Over the last few days I've been tightening down on the amount of spam I get in my Inbox by trying to cut it off at the MTA (mail server) level. I have a lot of different email addresses, and I use a mix of mail forwarding and multiple IMAP or POP3 inboxes to bring everything together into one nice little bundle. I do some Bayesian filtering on the client side, and I have a call to use Vipul's Razor in my .procmailrc files, but it's great to filter this stuff further up the data path, too.

Fortunately the three servers that get me the most mail all run Postfix. Postfix has some nice common-sense features that cut down on spam right out of the box. First, I made sure all three servers used DNSBL lists to block open relay servers. Second, I added some checks for validity on sender address domain and domain in the HELO command.
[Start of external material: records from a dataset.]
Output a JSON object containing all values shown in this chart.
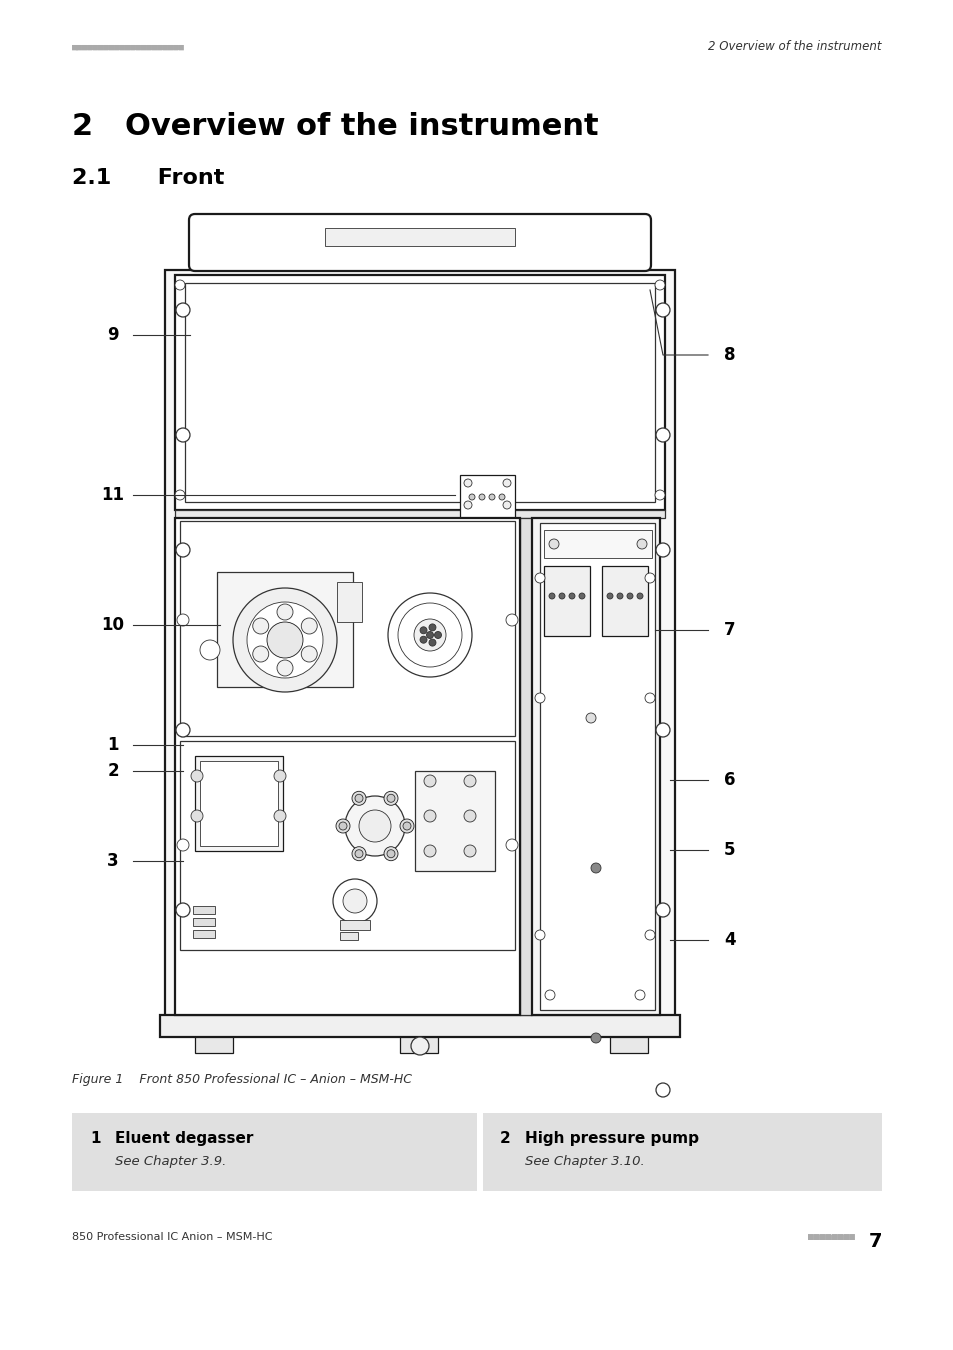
{
  "page_title": "2   Overview of the instrument",
  "section_title": "2.1      Front",
  "header_dots": "■■■■■■■■■■■■■■■■■■■■■",
  "header_right": "2 Overview of the instrument",
  "footer_left": "850 Professional IC Anion – MSM-HC",
  "footer_dots": "■■■■■■■■",
  "footer_page": "7",
  "figure_caption": "Figure 1    Front 850 Professional IC – Anion – MSM-HC",
  "table_items": [
    {
      "num": "1",
      "bold": "Eluent degasser",
      "italic": "See Chapter 3.9."
    },
    {
      "num": "2",
      "bold": "High pressure pump",
      "italic": "See Chapter 3.10."
    }
  ],
  "bg_color": "#ffffff",
  "table_bg": "#e0e0e0",
  "dot_color": "#aaaaaa",
  "line_color": "#000000",
  "lw_main": 1.5,
  "lw_inner": 0.8
}
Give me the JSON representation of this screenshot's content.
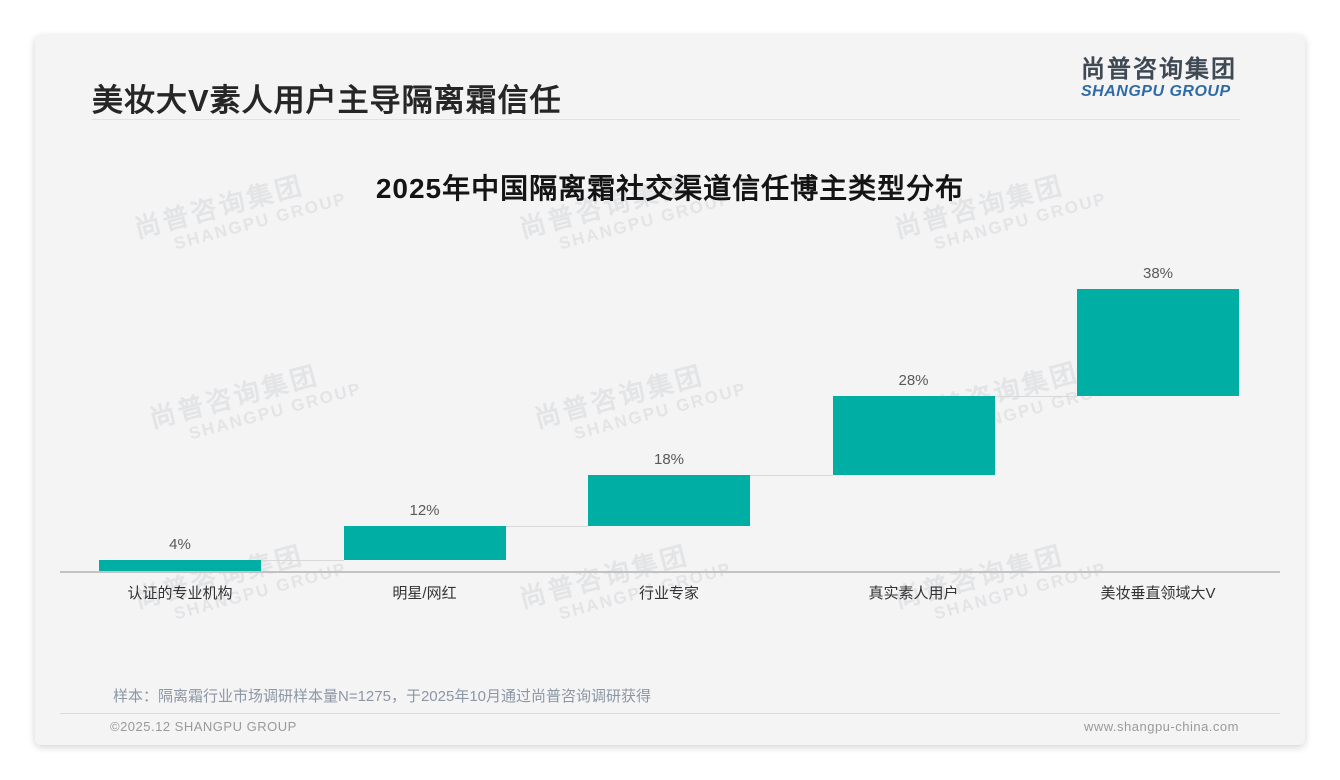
{
  "page": {
    "title": "美妆大V素人用户主导隔离霜信任",
    "logo": {
      "cn": "尚普咨询集团",
      "en": "SHANGPU GROUP"
    },
    "watermark": {
      "cn": "尚普咨询集团",
      "en": "SHANGPU GROUP"
    },
    "footnote": "样本：隔离霜行业市场调研样本量N=1275，于2025年10月通过尚普咨询调研获得",
    "footer": {
      "left": "©2025.12 SHANGPU GROUP",
      "right": "www.shangpu-china.com"
    }
  },
  "chart_data": {
    "type": "bar",
    "subtype": "waterfall-steps",
    "title": "2025年中国隔离霜社交渠道信任博主类型分布",
    "categories": [
      "认证的专业机构",
      "明星/网红",
      "行业专家",
      "真实素人用户",
      "美妆垂直领域大V"
    ],
    "values": [
      4,
      12,
      18,
      28,
      38
    ],
    "labels": [
      "4%",
      "12%",
      "18%",
      "28%",
      "38%"
    ],
    "cumulative_start": [
      0,
      4,
      16,
      34,
      62
    ],
    "cumulative_end": [
      4,
      16,
      34,
      62,
      100
    ],
    "bar_color": "#00AEA4",
    "connector_color": "#d9d9d9",
    "ylim": [
      0,
      100
    ],
    "grid": false,
    "legend": null,
    "xlabel": "",
    "ylabel": ""
  }
}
Finally, I added a filter to check the Sender Policy Framework to see if the connecting server is authorized to send mail for the sending address's domain. Of the three changes, I've found that the basic checks -- making sure that sender address domains and HELO hostnames are valid -- are blocking the most mail. But the other two kinds of checks help, too.

This all came not a moment too soon, as the wikitravel.org mail server seems to be under another DDOS attack. Check out the numbers on the mail that's queued versus what's getting rejected!

evan@antipater:~$ sudo grep NOQUEUE /var/log/mail.log.0 | wc -l
119150
evan@antipater:~$ sudo grep qmgr.*removed /var/log/mail.log.0 | wc -l
590

Gee, three orders of magnitude difference... I'm getting about 50-50% on other servers. This is over the last 24 hours or so -- what a huge waste of time.